Напрасно стоял сегодня за хлебом. Не досталось. Купил пять булок, больше не дают.

20 марта

С полдвенадцатого до полчетвертого простоял в очереди за повидлом, но ушел, ничего не достав.

Вернее, случилось нечто не совсем, может быть, здоровое, но я знаю, что поступил хорошо.

У ларька стояли четыре высланные полячки. Одна из них попросила у очереди разрешить ей получить 200 г повидлы или печенья. Но разве наших толстокожих баб чем-нибудь тронешь: «Ничего. Привыкайте к нашим порядкам. Постойте в очередях».
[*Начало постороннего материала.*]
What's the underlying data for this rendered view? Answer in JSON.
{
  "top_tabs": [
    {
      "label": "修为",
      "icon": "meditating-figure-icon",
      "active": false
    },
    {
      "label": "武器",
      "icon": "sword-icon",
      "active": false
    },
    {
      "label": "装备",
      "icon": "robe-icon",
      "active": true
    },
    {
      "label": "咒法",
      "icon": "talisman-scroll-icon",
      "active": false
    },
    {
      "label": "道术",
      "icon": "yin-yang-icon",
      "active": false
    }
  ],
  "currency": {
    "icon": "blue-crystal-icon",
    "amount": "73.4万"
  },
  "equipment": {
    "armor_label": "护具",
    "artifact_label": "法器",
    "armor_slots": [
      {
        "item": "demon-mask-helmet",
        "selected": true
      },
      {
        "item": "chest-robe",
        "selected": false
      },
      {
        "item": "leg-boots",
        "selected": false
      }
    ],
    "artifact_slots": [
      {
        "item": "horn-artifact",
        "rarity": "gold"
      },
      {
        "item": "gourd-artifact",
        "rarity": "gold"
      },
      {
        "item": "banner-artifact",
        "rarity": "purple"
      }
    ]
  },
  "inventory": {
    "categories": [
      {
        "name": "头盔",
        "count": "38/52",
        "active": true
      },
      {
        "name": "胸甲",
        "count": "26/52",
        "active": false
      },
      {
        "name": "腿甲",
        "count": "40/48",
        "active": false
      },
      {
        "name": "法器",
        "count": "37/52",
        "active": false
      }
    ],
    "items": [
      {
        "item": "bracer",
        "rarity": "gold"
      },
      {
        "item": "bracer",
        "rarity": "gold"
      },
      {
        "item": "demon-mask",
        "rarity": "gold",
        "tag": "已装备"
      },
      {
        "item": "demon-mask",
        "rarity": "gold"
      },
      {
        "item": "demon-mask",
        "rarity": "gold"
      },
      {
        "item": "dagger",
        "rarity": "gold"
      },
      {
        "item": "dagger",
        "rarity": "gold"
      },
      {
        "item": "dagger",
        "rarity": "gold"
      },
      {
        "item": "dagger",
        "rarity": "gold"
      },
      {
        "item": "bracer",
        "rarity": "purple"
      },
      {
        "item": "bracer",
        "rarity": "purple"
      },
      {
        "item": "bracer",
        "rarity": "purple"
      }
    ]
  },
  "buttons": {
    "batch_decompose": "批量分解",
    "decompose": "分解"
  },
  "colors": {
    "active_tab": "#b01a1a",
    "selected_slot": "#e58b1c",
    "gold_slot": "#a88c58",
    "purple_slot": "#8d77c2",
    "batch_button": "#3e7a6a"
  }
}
Среди этих несчастных была девушка лет восемнадцати, в потертом летнем платье, в стоптанных ботиночках, но гордая и красивая. Она не просила, а стояла и слушала. До моей очереди было человек двадцать. Я решил уступить ее этой девушке, хотя смутился и покраснел... Она удивленно посмотрела на меня, а я старался не встретиться с ее взглядом, лишь кивком указал свою очередь. Так было стыдно, тем более, что я услышал сзади себя смешок: «Ишь, понравилась краля-то». Но я был счастлив и доволен собой.

8 – 9 апреля, (вечером)

Проконспектировал первую главу «Кр. курса ист. ВКП(б)». Ничего особенного пока не могу разобрать. За что книгу так превозносят до небес. Написана она плохо, с пошибом на простоту и широкую доступность, но плохо. Даже связи логической иногда нет между двумя абзацами…

11 апреля.

С утра занимался «Кр. курсом». Вторая главе уже труднее и пострашнее первой. Прочел ее. Начал читать «Что делать?». Вот яркий пример сочетания публицистики с серьезным научным трудом. Сколько мыслей, глубочайших и в то же время ясных, как июньское небо! Не отрываясь, проглотил две главы…

15 апреля

В шестом часу решил сходить в читальный зал. Кончил «Летопись». Хотел посидеть еще, посмотреть журналы, да сегодня там хотели устроить лекцию о Маяковском. Приготовился послушать. Начало было назначено на семь, но и в девятом часу в зале было человек 25, не больше. В конце концов решил, что незачем больше ждать, тем более знал заранее, что Вологда ничего интересного дать не может, даже приличного лектора. В крайнем случае, выйдет бубнить кто-нибудь вроде Черникова, что читал доклад 13-го в театре.

17 апреля

Весна-то... Снег быстро стаивает, обнажая черную землю. Река уже на последнем месяце беременности, вспучило ее всю. Ручьи бегут. В полдень совсем тепло. Облака легкие-легкие, совсем по-летнему, и сегодня услышал впервые жаворонка. Весна... Сегодня мама пришла с рынка расстроенная. Купить ничего невозможно. Спекуляция ужасная, и наши градоправители на нее не обращают внимания. Мясо – плохонькая свинина – 36 рублей килограмм. Картошка, которую на базар привозят из окрестных деревень – 6 рублей мерка – килограмма два, не больше. Молоко 5 р. 50 коп. – 6 р. тарка, сметана – 6 руб. стакан, яйца сегодня до 19 руб. десяток. Одна свекла – 1 рубль, 1 луковица – 1 рубль, масло льняное – 30 рублей литр и т. д., и все эти цены жутко скачут. Как только покупателей побольше, торговки без стеснения накидывают на продукты рубль – два... Народ ворчит, ругает торговок и все-таки покупает. Жизнь, даже по сравнению с прошлым годом, стала дороже раза в два, а по некоторым продуктам – яйца, молоко, мясо – в два с половиной-три раза.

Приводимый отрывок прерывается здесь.